Lichtblicke
„Das Leben macht überhaupt keinen Spaß mehr!“, maulte der eine. „Das sagt ausgerechnet einer, der alles hat!“, konterte der andere. Nach dieser kurzen Konversation versanken die beiden Jugendlichen, die wie ich auf den Bus warteten, in dumpfes Schweigen. „Warum so pessimistisch?“, dachte ich und spann den Faden weiter: Menschen, die sich zumindest um Materielles keine Sorgen machen müssen, scheinen offenbar geneigt, solche zu suchen. Wobei die Sinnfrage in diesem Fall nur kurz an die Oberfläche gedrungen ist. Als die Burschen in den Bus stiegen, war schon wieder aufgekratzt von der nächsten Party und wer da wohl alles auftauchen würde die Rede.

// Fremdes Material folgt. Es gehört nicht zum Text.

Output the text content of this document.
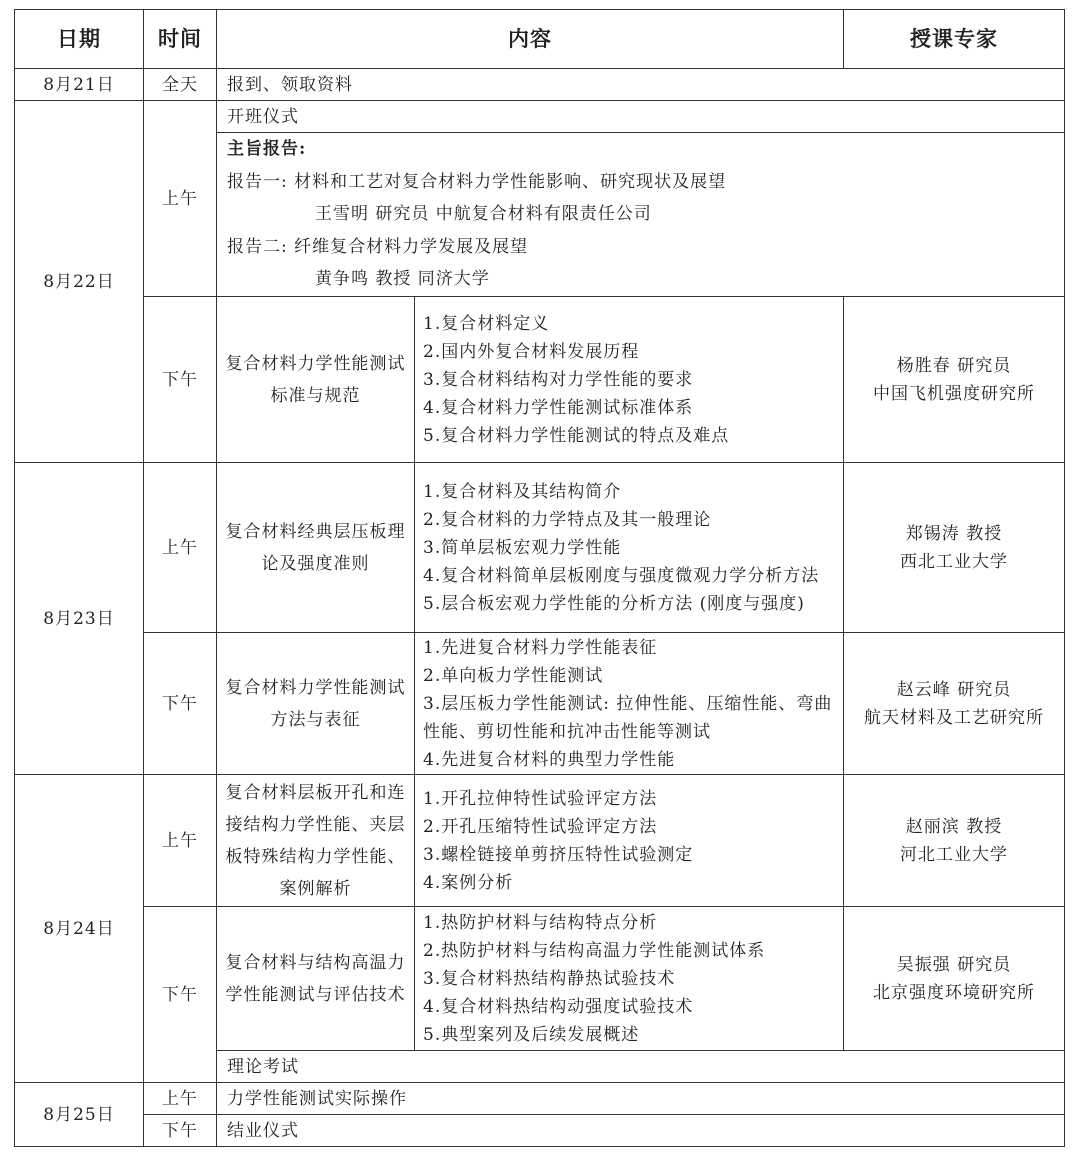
日期	时间	内容		授课专家
8月21日	全天	报到、领取资料		
8月22日	上午	开班仪式		

		主旨报告:
报告一: 材料和工艺对复合材料力学性能影响、研究现状及展望
王雪明 研究员 中航复合材料有限责任公司
报告二: 纤维复合材料力学发展及展望
黄争鸣 教授 同济大学		

	下午	复合材料力学性能测试标准与规范	1.复合材料定义
2.国内外复合材料发展历程
3.复合材料结构对力学性能的要求
4.复合材料力学性能测试标准体系
5.复合材料力学性能测试的特点及难点	杨胜春 研究员
中国飞机强度研究所

8月23日	上午	复合材料经典层压板理论及强度准则	1.复合材料及其结构简介
2.复合材料的力学特点及其一般理论
3.简单层板宏观力学性能
4.复合材料简单层板刚度与强度微观力学分析方法
5.层合板宏观力学性能的分析方法 (刚度与强度)	郑锡涛 教授
西北工业大学

	下午	复合材料力学性能测试方法与表征	1.先进复合材料力学性能表征
2.单向板力学性能测试
3.层压板力学性能测试: 拉伸性能、压缩性能、弯曲性能、剪切性能和抗冲击性能等测试
4.先进复合材料的典型力学性能	赵云峰 研究员
航天材料及工艺研究所

8月24日	上午	复合材料层板开孔和连接结构力学性能、夹层板特殊结构力学性能、案例解析	1.开孔拉伸特性试验评定方法
2.开孔压缩特性试验评定方法
3.螺栓链接单剪挤压特性试验测定
4.案例分析	赵丽滨 教授
河北工业大学

	下午	复合材料与结构高温力学性能测试与评估技术	1.热防护材料与结构特点分析
2.热防护材料与结构高温力学性能测试体系
3.复合材料热结构静热试验技术
4.复合材料热结构动强度试验技术
5.典型案列及后续发展概述	吴振强 研究员
北京强度环境研究所

		理论考试		
8月25日	上午	力学性能测试实际操作		
	下午	结业仪式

Spaß. Freude. Zwei Begrifflichkeiten, die zugegebenermaßen mit der derzeitigen Situation oft nur schwer in Einklang zu bringen sind. Dass junge Menschen da zuweilen die Perspektive verlieren, ist nachvollziehbar. Sie müssen das Leben schließlich erst noch stemmen. Umso schöner ist es, wenn sie es anpacken. Unlängst war mir diesbezüglich ein besonderes Erlebnis beschieden. Unter einem Gipfelkreuz auf 2000 Metern Seehöhe machte ein junger Mann seiner Freundin einen Heiratsantrag. Er ging vor ihr auf die Knie, die kleine Schachtel mit dem Diamantring parat, und bat um ihre Hand. Nach einem kurzen Moment der Überraschung kam das erhoffte Ja. Laut und deutlich. Bis dahin war ich der Meinung, solches kommt nur in Kitschsendungen wie „Zwischen Tüll und Tränen“ vor. Die Realität belehrte mich eines im wahrsten Sinne des Wortes Besseren. Ich denke oft an diese Szene zurück, und sie berührt mich noch immer. Lichtblicke in etwas düsteren Zeiten. Nie waren sie wertvoller als heute.